LED ZEPPELIN – Boxed Set 2 (1993 Atlantic)
Take a trip back to September, 1993. Led Zeppelin had no greatest hits albums available and just three years previous, the monstrous Led Zeppelin box set was a smash hit. I believe it was the most successful box set ever at the time!
It was, however, just a sampling of Zeppelin’s catalogue. A generous sampling, but a sampling nevertheless. 31 album tracks were missing, as it was just a four disc set. The missing tracks are not throwaways though. How could you say that about “Good Times, Bad Times”, “Living Loving Maid”, “Out On The Tiles”, “The Rover”?
So, predictably, three years later came Box Set 2 with all those tracks plus the recently discovered “Baby Come On Home”. The result is a complementary set; you really can’t have one without the other. Having both sets is how I originally heard the Zeppelin catalogue, and I do have a certain nostalgia for these sets.
Much like the first box, this set was lovingly sequenced and remastered by Jimmy Page himself. As such, the track order takes you on a journey of sorts. Unfortunately it’s just not as epic a journey as the first box. How can there be? With no “Kashmir” or “Stairway” available, it could never be as monumental. Still, it’s a pretty cool trip. Starting you off on disc one with “Good Times, Bad Times” and closing disc 2 with the melancholy “Tea For One”, this tracklist does what it was meant to do. Sandwiched between there are some of the best Zeppelin album cuts of all time.
I don’t think I need to go over highlights. I do? Alright. “Down By the Seaside” is simply gorgeous, one of my personal favourite Zeppelin songs. It’s in my top five for sure. Although it’s a bit silly, I dig the country hoe-down of “Hot Dog”. It’s certainly the heaviest country music I ever heard. With John Bonham on drums, how could it not be? “That’s the Way” is another beauty, acoustic and pretty. It’s “Carouselambra” that throws me the most, a complex swirl of synthesizers and howling Plant vocals.
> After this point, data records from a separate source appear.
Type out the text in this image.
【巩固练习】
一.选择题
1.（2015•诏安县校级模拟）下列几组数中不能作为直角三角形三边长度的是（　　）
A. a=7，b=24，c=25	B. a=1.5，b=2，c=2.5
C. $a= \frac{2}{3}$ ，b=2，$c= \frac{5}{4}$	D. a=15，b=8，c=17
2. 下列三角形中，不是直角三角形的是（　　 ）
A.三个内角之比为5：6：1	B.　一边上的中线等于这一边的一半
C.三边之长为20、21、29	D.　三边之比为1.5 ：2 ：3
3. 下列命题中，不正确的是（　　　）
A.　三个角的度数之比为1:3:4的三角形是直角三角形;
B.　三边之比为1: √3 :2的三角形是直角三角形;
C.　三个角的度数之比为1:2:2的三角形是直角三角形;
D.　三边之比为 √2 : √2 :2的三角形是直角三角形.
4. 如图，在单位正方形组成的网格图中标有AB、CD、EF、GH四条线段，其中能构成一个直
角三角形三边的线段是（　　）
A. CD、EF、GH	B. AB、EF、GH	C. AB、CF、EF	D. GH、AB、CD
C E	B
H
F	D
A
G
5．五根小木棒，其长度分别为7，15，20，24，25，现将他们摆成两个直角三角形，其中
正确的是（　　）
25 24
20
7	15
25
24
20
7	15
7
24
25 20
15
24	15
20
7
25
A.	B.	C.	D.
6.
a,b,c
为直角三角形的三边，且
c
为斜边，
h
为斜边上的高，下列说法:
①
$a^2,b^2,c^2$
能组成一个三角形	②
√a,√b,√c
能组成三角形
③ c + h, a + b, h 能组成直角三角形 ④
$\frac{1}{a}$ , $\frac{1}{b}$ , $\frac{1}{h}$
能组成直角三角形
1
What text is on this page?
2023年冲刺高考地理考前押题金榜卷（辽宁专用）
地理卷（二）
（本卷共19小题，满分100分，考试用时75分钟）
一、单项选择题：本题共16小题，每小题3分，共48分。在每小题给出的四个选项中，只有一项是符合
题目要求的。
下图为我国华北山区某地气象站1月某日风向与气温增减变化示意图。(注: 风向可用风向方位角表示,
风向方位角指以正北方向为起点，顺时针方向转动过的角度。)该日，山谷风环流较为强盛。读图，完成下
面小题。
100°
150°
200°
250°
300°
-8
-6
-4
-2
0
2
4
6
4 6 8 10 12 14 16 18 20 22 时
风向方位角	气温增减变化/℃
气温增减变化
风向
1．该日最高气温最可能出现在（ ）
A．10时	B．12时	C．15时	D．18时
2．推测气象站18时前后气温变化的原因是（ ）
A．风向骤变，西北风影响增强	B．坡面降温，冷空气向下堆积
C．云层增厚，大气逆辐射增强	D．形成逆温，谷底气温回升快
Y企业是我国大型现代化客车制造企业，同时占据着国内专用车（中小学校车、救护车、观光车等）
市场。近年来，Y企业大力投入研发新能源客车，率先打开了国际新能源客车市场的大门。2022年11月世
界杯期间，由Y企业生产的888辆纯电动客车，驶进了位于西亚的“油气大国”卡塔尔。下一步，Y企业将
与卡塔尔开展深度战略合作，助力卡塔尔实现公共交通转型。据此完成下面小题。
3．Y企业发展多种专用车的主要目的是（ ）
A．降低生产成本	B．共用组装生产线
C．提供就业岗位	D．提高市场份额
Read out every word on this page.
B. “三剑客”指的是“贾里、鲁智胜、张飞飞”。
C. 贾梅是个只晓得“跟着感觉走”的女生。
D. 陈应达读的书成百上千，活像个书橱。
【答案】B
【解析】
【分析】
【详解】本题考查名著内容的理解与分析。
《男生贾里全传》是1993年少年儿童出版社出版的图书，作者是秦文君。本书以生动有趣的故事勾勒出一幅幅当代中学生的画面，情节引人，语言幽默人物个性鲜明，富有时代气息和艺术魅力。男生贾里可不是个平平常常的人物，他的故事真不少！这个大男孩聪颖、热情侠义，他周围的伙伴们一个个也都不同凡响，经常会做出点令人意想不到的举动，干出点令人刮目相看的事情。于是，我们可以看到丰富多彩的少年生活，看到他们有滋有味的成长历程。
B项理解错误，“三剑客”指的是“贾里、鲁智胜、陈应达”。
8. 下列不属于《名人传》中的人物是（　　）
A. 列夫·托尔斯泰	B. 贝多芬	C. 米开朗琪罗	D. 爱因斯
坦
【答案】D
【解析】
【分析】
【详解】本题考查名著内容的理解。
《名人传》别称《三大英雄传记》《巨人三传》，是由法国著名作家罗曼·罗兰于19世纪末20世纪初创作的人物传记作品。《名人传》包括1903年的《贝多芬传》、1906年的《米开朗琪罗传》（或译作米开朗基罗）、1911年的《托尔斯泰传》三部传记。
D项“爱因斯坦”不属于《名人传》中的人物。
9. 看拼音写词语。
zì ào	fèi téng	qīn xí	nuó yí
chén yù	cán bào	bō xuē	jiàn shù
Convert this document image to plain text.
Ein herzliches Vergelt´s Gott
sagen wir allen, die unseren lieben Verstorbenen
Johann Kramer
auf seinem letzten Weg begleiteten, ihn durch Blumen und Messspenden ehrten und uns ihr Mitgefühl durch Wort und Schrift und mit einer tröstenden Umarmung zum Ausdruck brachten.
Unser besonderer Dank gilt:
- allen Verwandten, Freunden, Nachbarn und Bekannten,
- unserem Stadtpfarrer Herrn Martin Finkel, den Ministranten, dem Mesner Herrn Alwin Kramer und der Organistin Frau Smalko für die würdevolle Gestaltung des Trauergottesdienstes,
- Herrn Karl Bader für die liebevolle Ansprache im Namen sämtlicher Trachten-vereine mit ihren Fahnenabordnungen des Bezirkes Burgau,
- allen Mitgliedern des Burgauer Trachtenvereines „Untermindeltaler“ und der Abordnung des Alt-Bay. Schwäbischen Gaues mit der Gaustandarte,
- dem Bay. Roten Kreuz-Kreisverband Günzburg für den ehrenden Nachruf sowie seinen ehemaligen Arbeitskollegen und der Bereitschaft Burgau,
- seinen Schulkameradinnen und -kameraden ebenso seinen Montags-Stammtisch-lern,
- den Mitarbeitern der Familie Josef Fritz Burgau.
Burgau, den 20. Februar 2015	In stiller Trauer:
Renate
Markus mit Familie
The sound quality was great for its time, but technology, tastes and standards change. The songs have been remastered since, and will be again. Personally I have no qualms with the sound and I still enjoy this box to this day, even though I own the massive 10-disc Complete Studio Recordings as well. Really, my only issue was the inclusion of just one previously unreleased song. “Baby Come On Home” is a wonderful slice of soul, a young Plant belting about a cheating woman while Pagey plays some elegant notes behind him. Yet, as we saw later with the release of the BBC Sessions, there was more in the vaults. Why couldn’t “The Girl I Love She Got Long Black Wavy Hair” or “Something Else” be included here much like “Traveling Riverside Blues” was included on the first box set? We know Jimmy has dug up more rarities since.
It is what it is. Maybe it was a bit shameful to bait die-hard fans with one new song, but the remastering of the set was also considered a major selling feature. The set, being only a 2 disc set, is physically much smaller than the original, and contains one new essay, by David Fricke. The packaging is quite beautiful, and everything from the cover art to the layout echoes the first box. Clearly, you are meant to have both.